HOW nice it was to have a Christmas Eve message from our own local bishop (Oxford Mail, December 24). And Bishop John is clearly delighted by the thought that 50 per cent of us might have joined in some or other of Christmas 2009’s festivities.

But he seems blissfully unaware that celebrating, shortly after the shortest day in the year, is a tradition which almost certainly pre-dates Christianity by more than a millennium.

Indeed, it was probably the popularity of the northern hemisphere’s pagan midwinter festivities that persuaded the Christianised Roman emperors to make Jesus’ birthday almost co-incident with the Winter Solstice.

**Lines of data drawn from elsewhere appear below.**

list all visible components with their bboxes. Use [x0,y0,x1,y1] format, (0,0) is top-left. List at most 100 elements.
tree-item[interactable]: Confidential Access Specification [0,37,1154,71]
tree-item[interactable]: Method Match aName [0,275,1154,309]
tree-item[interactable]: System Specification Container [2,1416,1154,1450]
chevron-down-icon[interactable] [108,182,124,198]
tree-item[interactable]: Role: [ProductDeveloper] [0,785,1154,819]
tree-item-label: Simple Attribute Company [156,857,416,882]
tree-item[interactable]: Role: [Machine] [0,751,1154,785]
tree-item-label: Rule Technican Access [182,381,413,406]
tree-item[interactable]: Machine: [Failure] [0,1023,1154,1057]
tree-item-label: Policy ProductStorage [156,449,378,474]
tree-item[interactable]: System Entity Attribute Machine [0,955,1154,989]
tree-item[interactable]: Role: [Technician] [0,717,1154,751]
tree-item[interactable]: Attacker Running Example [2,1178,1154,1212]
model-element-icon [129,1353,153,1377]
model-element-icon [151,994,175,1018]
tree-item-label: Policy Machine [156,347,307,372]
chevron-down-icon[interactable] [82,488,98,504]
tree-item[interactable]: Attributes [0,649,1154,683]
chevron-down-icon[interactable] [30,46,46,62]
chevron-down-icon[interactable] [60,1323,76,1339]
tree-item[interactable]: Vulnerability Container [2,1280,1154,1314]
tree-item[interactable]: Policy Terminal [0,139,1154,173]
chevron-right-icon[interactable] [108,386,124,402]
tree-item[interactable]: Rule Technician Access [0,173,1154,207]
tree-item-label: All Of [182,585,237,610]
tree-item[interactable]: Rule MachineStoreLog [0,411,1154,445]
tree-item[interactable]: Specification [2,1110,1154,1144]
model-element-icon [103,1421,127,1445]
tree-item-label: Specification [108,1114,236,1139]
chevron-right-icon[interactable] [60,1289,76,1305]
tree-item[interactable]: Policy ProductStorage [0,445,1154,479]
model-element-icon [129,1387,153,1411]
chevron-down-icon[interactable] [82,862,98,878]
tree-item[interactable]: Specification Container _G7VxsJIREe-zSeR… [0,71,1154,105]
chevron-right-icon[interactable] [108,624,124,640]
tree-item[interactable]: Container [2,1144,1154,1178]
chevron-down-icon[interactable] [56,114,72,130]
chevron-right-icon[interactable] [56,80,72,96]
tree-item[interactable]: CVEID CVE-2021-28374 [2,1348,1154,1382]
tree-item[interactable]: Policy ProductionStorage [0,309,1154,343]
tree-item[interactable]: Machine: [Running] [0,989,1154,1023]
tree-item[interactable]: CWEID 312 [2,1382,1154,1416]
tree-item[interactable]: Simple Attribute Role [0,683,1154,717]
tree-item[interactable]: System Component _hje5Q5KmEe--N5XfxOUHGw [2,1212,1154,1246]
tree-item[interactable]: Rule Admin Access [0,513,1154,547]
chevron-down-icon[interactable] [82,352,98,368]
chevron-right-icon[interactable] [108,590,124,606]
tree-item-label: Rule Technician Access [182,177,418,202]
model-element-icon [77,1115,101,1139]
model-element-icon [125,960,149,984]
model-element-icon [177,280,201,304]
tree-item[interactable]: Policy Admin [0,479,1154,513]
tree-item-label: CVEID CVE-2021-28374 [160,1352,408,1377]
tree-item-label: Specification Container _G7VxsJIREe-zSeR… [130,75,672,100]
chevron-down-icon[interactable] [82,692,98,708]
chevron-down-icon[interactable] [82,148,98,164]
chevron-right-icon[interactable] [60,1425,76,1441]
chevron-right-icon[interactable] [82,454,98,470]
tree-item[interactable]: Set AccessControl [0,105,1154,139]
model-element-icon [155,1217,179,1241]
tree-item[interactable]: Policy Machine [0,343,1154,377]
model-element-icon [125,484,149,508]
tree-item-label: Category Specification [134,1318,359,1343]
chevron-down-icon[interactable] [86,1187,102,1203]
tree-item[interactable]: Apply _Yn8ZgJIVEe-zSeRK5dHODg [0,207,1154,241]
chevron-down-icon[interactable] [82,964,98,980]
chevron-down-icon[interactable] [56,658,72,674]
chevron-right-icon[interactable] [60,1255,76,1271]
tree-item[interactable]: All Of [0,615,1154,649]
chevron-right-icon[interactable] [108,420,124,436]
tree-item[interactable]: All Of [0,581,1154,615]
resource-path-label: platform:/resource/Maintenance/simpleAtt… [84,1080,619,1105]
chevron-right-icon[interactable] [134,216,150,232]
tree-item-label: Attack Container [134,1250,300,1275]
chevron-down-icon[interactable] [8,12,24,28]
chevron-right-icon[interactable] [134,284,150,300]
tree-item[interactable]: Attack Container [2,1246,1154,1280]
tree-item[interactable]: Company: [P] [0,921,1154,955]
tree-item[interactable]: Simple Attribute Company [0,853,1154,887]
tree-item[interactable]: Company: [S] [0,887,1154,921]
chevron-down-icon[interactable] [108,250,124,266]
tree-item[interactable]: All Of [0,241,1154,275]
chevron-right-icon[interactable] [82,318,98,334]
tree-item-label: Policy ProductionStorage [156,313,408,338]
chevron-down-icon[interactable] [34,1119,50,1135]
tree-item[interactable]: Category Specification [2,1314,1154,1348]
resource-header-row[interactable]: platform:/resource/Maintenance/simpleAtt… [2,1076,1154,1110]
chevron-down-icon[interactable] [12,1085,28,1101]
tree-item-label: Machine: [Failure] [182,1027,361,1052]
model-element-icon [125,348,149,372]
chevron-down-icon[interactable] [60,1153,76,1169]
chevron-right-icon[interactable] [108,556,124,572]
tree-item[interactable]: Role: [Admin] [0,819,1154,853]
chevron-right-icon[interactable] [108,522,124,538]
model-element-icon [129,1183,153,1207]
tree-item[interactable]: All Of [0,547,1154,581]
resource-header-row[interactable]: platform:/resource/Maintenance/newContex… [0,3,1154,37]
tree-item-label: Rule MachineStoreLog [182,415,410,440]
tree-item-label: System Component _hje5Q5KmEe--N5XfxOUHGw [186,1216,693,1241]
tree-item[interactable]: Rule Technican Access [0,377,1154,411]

So, given that singing is almost universally a joyous activity, the Bishop really shouldn’t be surprised to learn that quite a few carol-singing adults are self-declared agnostics or atheists.

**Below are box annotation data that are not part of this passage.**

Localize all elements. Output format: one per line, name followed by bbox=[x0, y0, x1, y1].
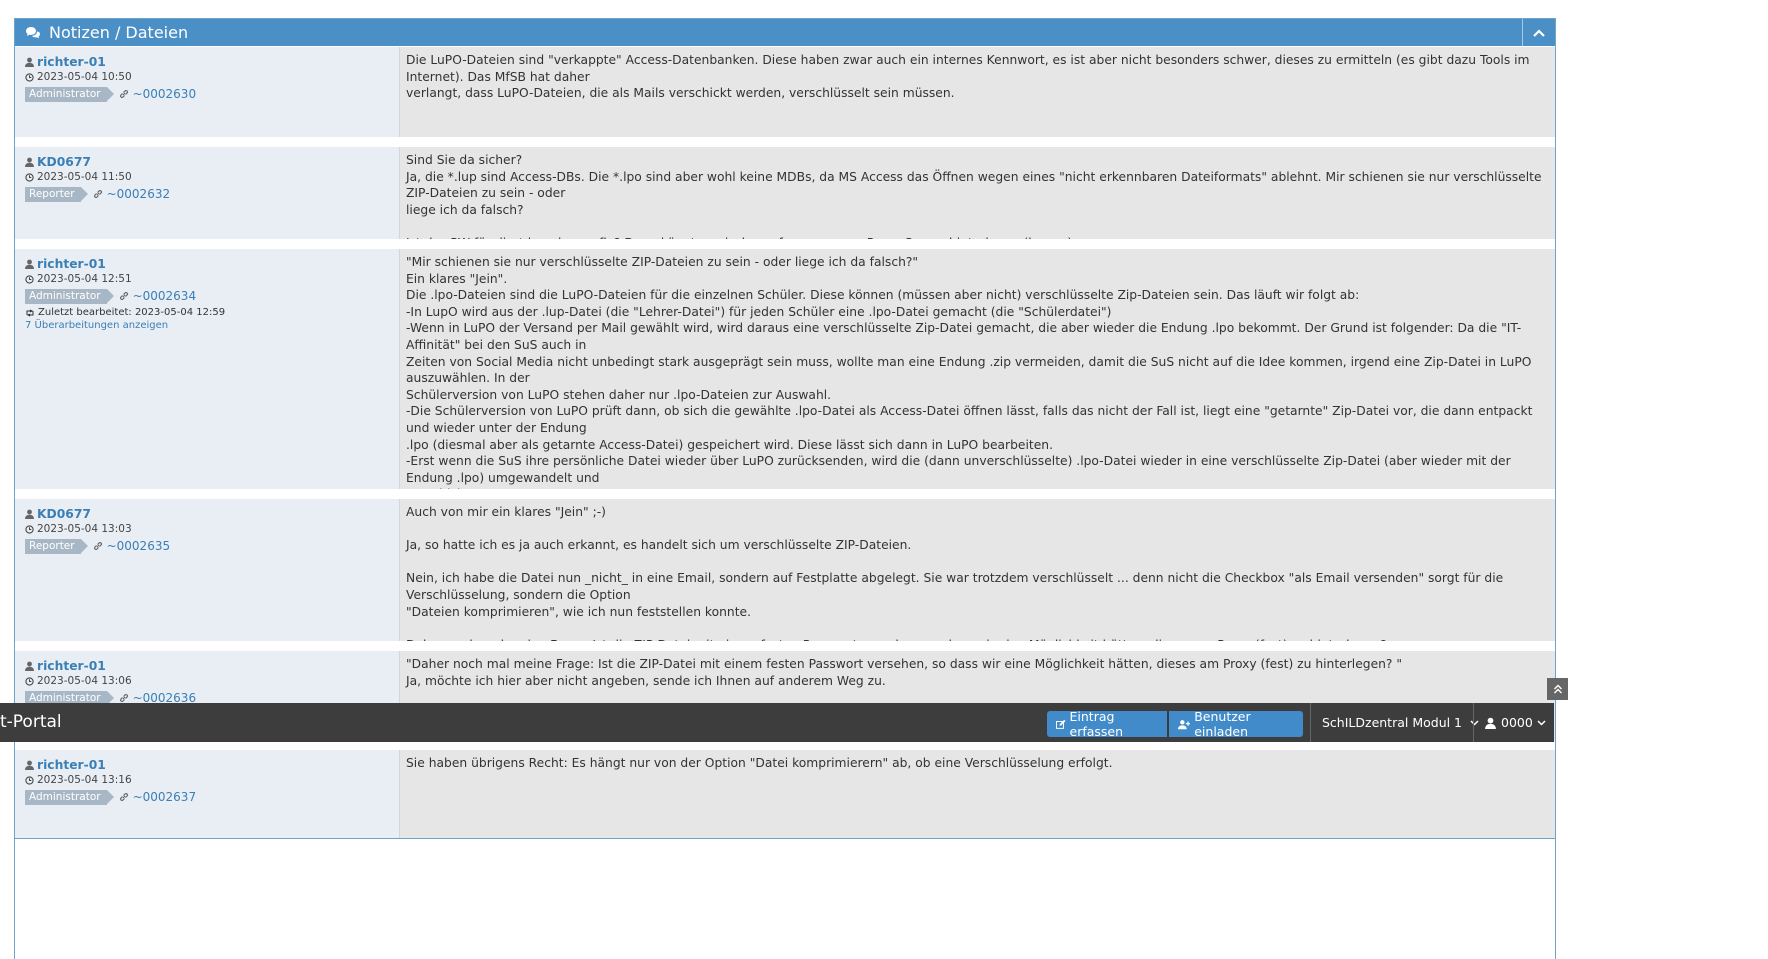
role-badge: Reporter bbox=[25, 538, 88, 554]
clock-icon bbox=[25, 524, 34, 534]
user-menu-dropdown[interactable]: 0000 bbox=[1485, 703, 1546, 742]
role-badge: Reporter bbox=[25, 186, 88, 202]
note-permalink[interactable]: ~0002632 bbox=[93, 187, 170, 201]
note-separator bbox=[15, 641, 1555, 651]
note-permalink[interactable]: ~0002635 bbox=[93, 539, 170, 553]
clock-icon bbox=[25, 72, 34, 82]
navbar-divider bbox=[1310, 703, 1311, 742]
navbar-brand[interactable]: rt-Portal bbox=[0, 703, 62, 742]
link-icon bbox=[93, 542, 102, 550]
user-icon bbox=[25, 57, 34, 67]
note-user-link[interactable]: richter-01 bbox=[25, 658, 399, 673]
chevron-down-icon bbox=[1537, 719, 1546, 726]
note-meta: KD0677 2023-05-04 11:50 Reporter ~0002632 bbox=[15, 147, 400, 239]
clock-icon bbox=[25, 274, 34, 284]
fixed-navbar: rt-Portal Eintrag erfassen Benutzer einl… bbox=[0, 703, 1554, 742]
note-item: KD0677 2023-05-04 11:50 Reporter ~0002632… bbox=[15, 147, 1555, 250]
note-user-link[interactable]: richter-01 bbox=[25, 256, 399, 271]
note-user-link[interactable]: richter-01 bbox=[25, 757, 399, 772]
note-permalink[interactable]: ~0002637 bbox=[119, 790, 196, 804]
note-date: 2023-05-04 10:50 bbox=[25, 69, 399, 85]
panel-header: Notizen / Dateien bbox=[15, 19, 1555, 46]
link-icon bbox=[119, 694, 128, 702]
note-user-link[interactable]: KD0677 bbox=[25, 154, 399, 169]
note-permalink[interactable]: ~0002634 bbox=[119, 289, 196, 303]
note-permalink[interactable]: ~0002630 bbox=[119, 87, 196, 101]
edited-info: Zuletzt bearbeitet: 2023-05-04 12:59 bbox=[25, 307, 399, 318]
invite-user-button[interactable]: Benutzer einladen bbox=[1169, 709, 1303, 739]
role-badge: Administrator bbox=[25, 789, 114, 805]
comments-icon bbox=[26, 26, 40, 38]
clock-icon bbox=[25, 172, 34, 182]
note-item: KD0677 2023-05-04 13:03 Reporter ~0002635… bbox=[15, 499, 1555, 652]
edit-icon bbox=[1056, 719, 1066, 729]
link-icon bbox=[119, 90, 128, 98]
scroll-to-top-button[interactable] bbox=[1547, 678, 1568, 700]
collapse-button[interactable] bbox=[1522, 19, 1555, 46]
link-icon bbox=[119, 292, 128, 300]
note-text: Die LuPO-Dateien sind "verkappte" Access… bbox=[400, 47, 1555, 137]
note-date: 2023-05-04 13:06 bbox=[25, 673, 399, 689]
chevron-down-icon bbox=[1470, 719, 1479, 726]
note-meta: richter-01 2023-05-04 13:16 Administrato… bbox=[15, 750, 400, 838]
note-text: "Mir schienen sie nur verschlüsselte ZIP… bbox=[400, 249, 1555, 568]
show-revisions-link[interactable]: 7 Überarbeitungen anzeigen bbox=[25, 320, 399, 331]
user-icon bbox=[25, 760, 34, 770]
user-icon bbox=[25, 509, 34, 519]
note-user-link[interactable]: KD0677 bbox=[25, 506, 399, 521]
clock-icon bbox=[25, 775, 34, 785]
panel-bottom bbox=[15, 838, 1555, 959]
note-item: richter-01 2023-05-04 10:50 Administrato… bbox=[15, 47, 1555, 137]
link-icon bbox=[93, 190, 102, 198]
role-badge: Administrator bbox=[25, 86, 114, 102]
note-user-link[interactable]: richter-01 bbox=[25, 54, 399, 69]
double-chevron-up-icon bbox=[1553, 684, 1562, 694]
note-meta: KD0677 2023-05-04 13:03 Reporter ~0002635 bbox=[15, 499, 400, 641]
note-date: 2023-05-04 13:16 bbox=[25, 772, 399, 788]
note-separator bbox=[15, 489, 1555, 499]
retweet-icon bbox=[26, 309, 34, 316]
role-badge: Administrator bbox=[25, 288, 114, 304]
note-meta: richter-01 2023-05-04 10:50 Administrato… bbox=[15, 47, 400, 137]
note-text: Auch von mir ein klares "Jein" ;-) Ja, s… bbox=[400, 499, 1555, 652]
chevron-up-icon bbox=[1533, 28, 1545, 37]
user-plus-icon bbox=[1178, 719, 1191, 729]
note-date: 2023-05-04 13:03 bbox=[25, 521, 399, 537]
user-icon bbox=[1485, 717, 1496, 729]
user-icon bbox=[25, 259, 34, 269]
note-item: richter-01 2023-05-04 13:16 Administrato… bbox=[15, 750, 1555, 838]
notes-panel: Notizen / Dateien richter-01 2023-05-04 … bbox=[14, 18, 1556, 959]
note-date: 2023-05-04 11:50 bbox=[25, 169, 399, 185]
note-date: 2023-05-04 12:51 bbox=[25, 271, 399, 287]
note-separator bbox=[15, 137, 1555, 147]
link-icon bbox=[119, 793, 128, 801]
note-meta: richter-01 2023-05-04 12:51 Administrato… bbox=[15, 249, 400, 489]
user-icon bbox=[25, 157, 34, 167]
note-item: richter-01 2023-05-04 12:51 Administrato… bbox=[15, 249, 1555, 568]
panel-title: Notizen / Dateien bbox=[49, 23, 189, 42]
new-entry-button[interactable]: Eintrag erfassen bbox=[1047, 709, 1167, 739]
note-text: Sie haben übrigens Recht: Es hängt nur v… bbox=[400, 750, 1555, 838]
project-dropdown[interactable]: SchILDzentral Modul 1 bbox=[1322, 703, 1479, 742]
clock-icon bbox=[25, 676, 34, 686]
note-separator bbox=[15, 239, 1555, 249]
note-text: Sind Sie da sicher? Ja, die *.lup sind A… bbox=[400, 147, 1555, 250]
user-icon bbox=[25, 661, 34, 671]
navbar-divider bbox=[1473, 703, 1474, 742]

We humanists have no reason to object to the singing of carols – provided only that the more musically enthusiastic non-believers are welcome to join in this pagan hangover also.

On a less happy note, Bishop John’s claim that “Jesus’ song is somehow written on all our hearts” is offensive to the majority of the world who don’t consider themselves to be Jesus-followers.

Ethics make far more sense, when thoughtfully related to the central role of inter-relationships in human evolution, than from trying to extract them from some mutually contradictory texts written more than 1,900 years ago.